Tuesday, March 15th, 2016.
3:30 pm.
Venue: Carlos Santamaria Zentroa, Room A2.
Abstract:
The notion of "massively shared agency" (Shapiro 2014) refers to the enormous scale of modern social life, in which shared agency is typically involved by a crowd of participants both organized in a non-egalitarian manner (i.e. within authority structures) and not necessarily committed with the success of the activity (i.e. "alienated").

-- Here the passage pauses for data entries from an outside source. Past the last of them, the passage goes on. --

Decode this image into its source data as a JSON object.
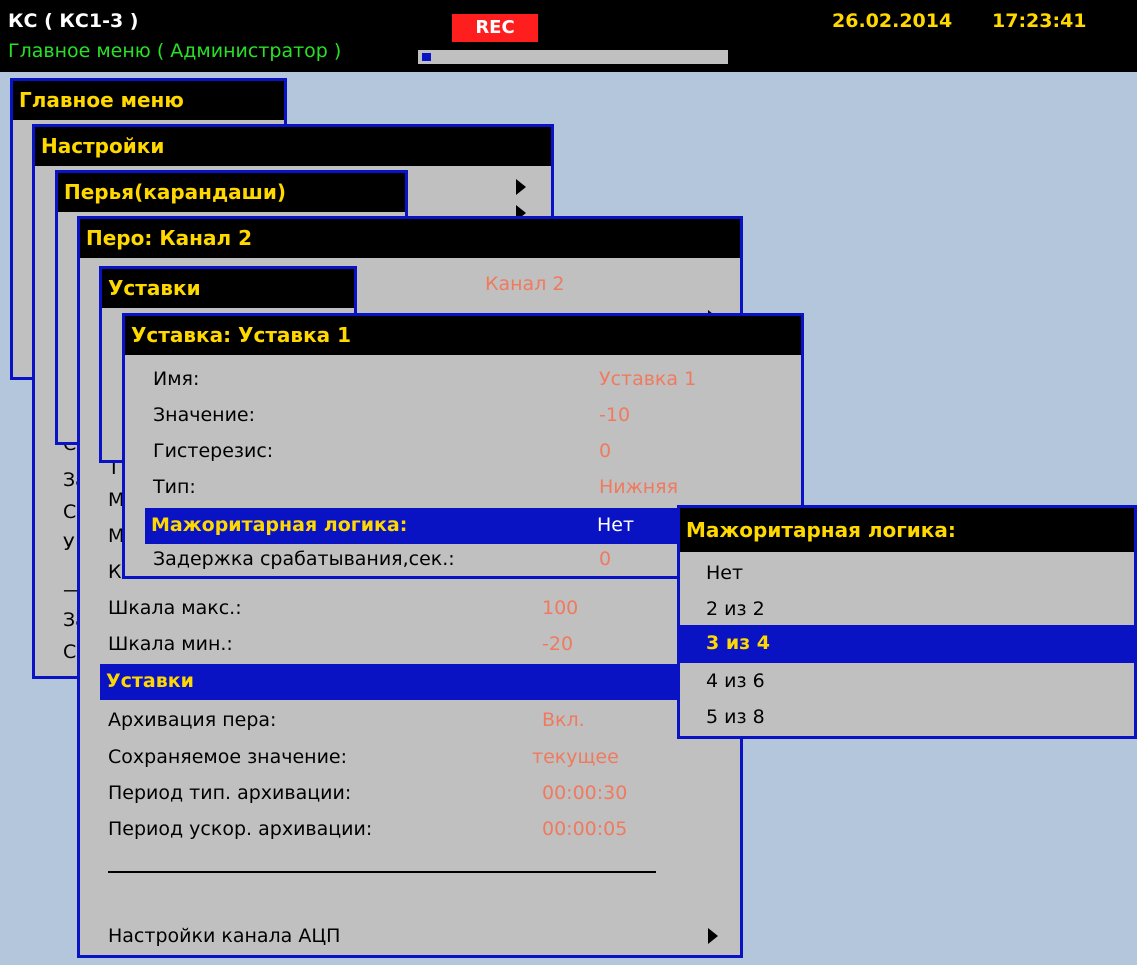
{
  "header": {
    "app_title": "КС ( КС1-3 )",
    "subtitle": "Главное меню ( Администратор )",
    "rec": "REC",
    "date": "26.02.2014",
    "time": "17:23:41",
    "progress": 0.03
  },
  "menus": {
    "main": {
      "title": "Главное меню"
    },
    "settings": {
      "title": "Настройки",
      "partial_items": [
        "С",
        "За",
        "С",
        "У",
        "—",
        "За",
        "С"
      ]
    },
    "pens": {
      "title": "Перья(карандаши)"
    },
    "pen": {
      "title": "Перо: Канал 2",
      "channel_value": "Канал 2",
      "partial_letters": [
        "Т",
        "М",
        "М",
        "К"
      ],
      "items": [
        {
          "label": "Шкала макс.:",
          "value": "100"
        },
        {
          "label": "Шкала мин.:",
          "value": "-20"
        },
        {
          "label": "Уставки",
          "value": ""
        },
        {
          "label": "Архивация пера:",
          "value": "Вкл."
        },
        {
          "label": "Сохраняемое значение:",
          "value": "текущее"
        },
        {
          "label": "Период тип. архивации:",
          "value": "00:00:30"
        },
        {
          "label": "Период ускор. архивации:",
          "value": "00:00:05"
        }
      ],
      "adc_label": "Настройки канала АЦП"
    },
    "setpoints": {
      "title": "Уставки"
    },
    "setpoint": {
      "title": "Уставка: Уставка 1",
      "items": [
        {
          "label": "Имя:",
          "value": "Уставка 1"
        },
        {
          "label": "Значение:",
          "value": "-10"
        },
        {
          "label": "Гистерезис:",
          "value": "0"
        },
        {
          "label": "Тип:",
          "value": "Нижняя"
        },
        {
          "label": "Мажоритарная логика:",
          "value": "Нет"
        },
        {
          "label": "Задержка срабатывания,сек.:",
          "value": "0"
        }
      ]
    },
    "majority": {
      "title": "Мажоритарная логика:",
      "options": [
        "Нет",
        "2 из 2",
        "3 из 4",
        "4 из 6",
        "5 из 8"
      ],
      "selected": "3 из 4"
    }
  },
  "colors": {
    "background": "#b4c6dc",
    "window": "#c0c0c0",
    "border": "#0a13c4",
    "title_bar": "#000000",
    "title_text": "#ffd800",
    "value_text": "#f07a5e",
    "selection": "#0a13c4",
    "rec": "#ff1e1e",
    "status_green": "#27e127"
  },
  "icons": [
    "submenu-arrow-icon"
  ]
}
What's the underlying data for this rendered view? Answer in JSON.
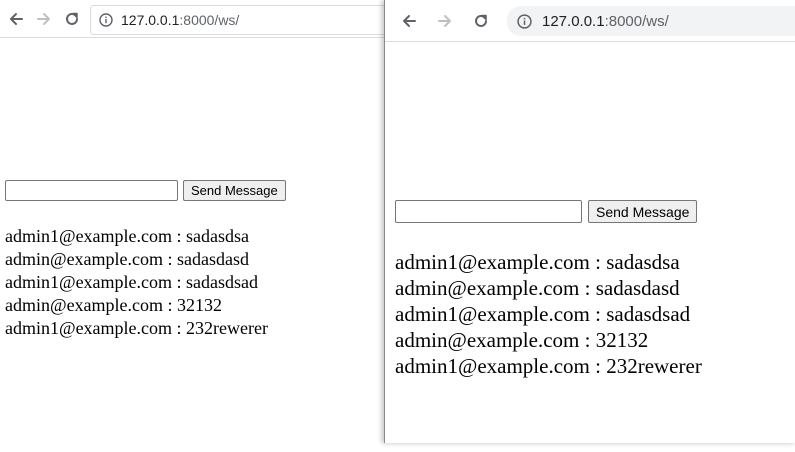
{
  "windows": [
    {
      "url_host": "127.0.0.1",
      "url_rest": ":8000/ws/",
      "send_label": "Send Message",
      "input_value": "",
      "messages": [
        "admin1@example.com : sadasdsa",
        "admin@example.com : sadasdasd",
        "admin1@example.com : sadasdsad",
        "admin@example.com : 32132",
        "admin1@example.com : 232rewerer"
      ]
    },
    {
      "url_host": "127.0.0.1",
      "url_rest": ":8000/ws/",
      "send_label": "Send Message",
      "input_value": "",
      "messages": [
        "admin1@example.com : sadasdsa",
        "admin@example.com : sadasdasd",
        "admin1@example.com : sadasdsad",
        "admin@example.com : 32132",
        "admin1@example.com : 232rewerer"
      ]
    }
  ],
  "icons": {
    "back": "back-arrow-icon",
    "forward": "forward-arrow-icon",
    "reload": "reload-icon",
    "info": "info-icon"
  },
  "colors": {
    "icon_active": "#5f6368",
    "icon_disabled": "#bdc1c6",
    "url_host": "#202124",
    "url_rest": "#5f6368",
    "omnibox_bg": "#f1f3f4"
  }
}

An instance of these large-scale activities is industrial production of commodities, in which thousands of workers in several different countries are involved in a corporate activity without (at least necessarily) fulfilling the strict conditions ("joint commitment", forming a "plural subject", acting "as a body") usually required by some action theorists (e.g. Gilbert 2013). Now, given that some of the conditions for and consequences of such activities can be arguably taken as harmful (from human exploitation to ecological damage), and thus (in principle) both susceptible of moral evaluation and accountability, the aim of this presentation will be to explore (1) the possibility and conditions for imputing and distributing (collective?) responsibility in cases of massively shared agency; by means of an analysis of (2) the conceptual elements (goals, intentions, plans, membership, etc.) necessary to account for the structure of such kind of activities, and of (3) some general conditions, varieties and features involved in "collective responsibility". My attempt will also take into account some other features necessarily linked with both these productive actions and (maybe) the collective responsibility for its harmful effects (namely, the sphere of consumption which actually guarantees the reproduction of the former). Thus, some speculative statements on the problem of holding non-coordinated collectivities (e.g. global consumers) responsible (sympathetic with Lawford-Smith 2015) will be advanced.
References
Gilbert, Margaret (2013) Joint Commitment. How We Make the Social World. Oxford: Oxford University Press. Lawford-Smith, Holly (2015) "What we?" Journal of Social Ontology, 1(2): 225–249. Shapiro, Scott (2014), "Massively Shared Agency" in Vargas & Yaffe (eds.) Rational and Social Agency. The Philosophy of Michael Bratman, 257-293, Oxford: Oxford University Press.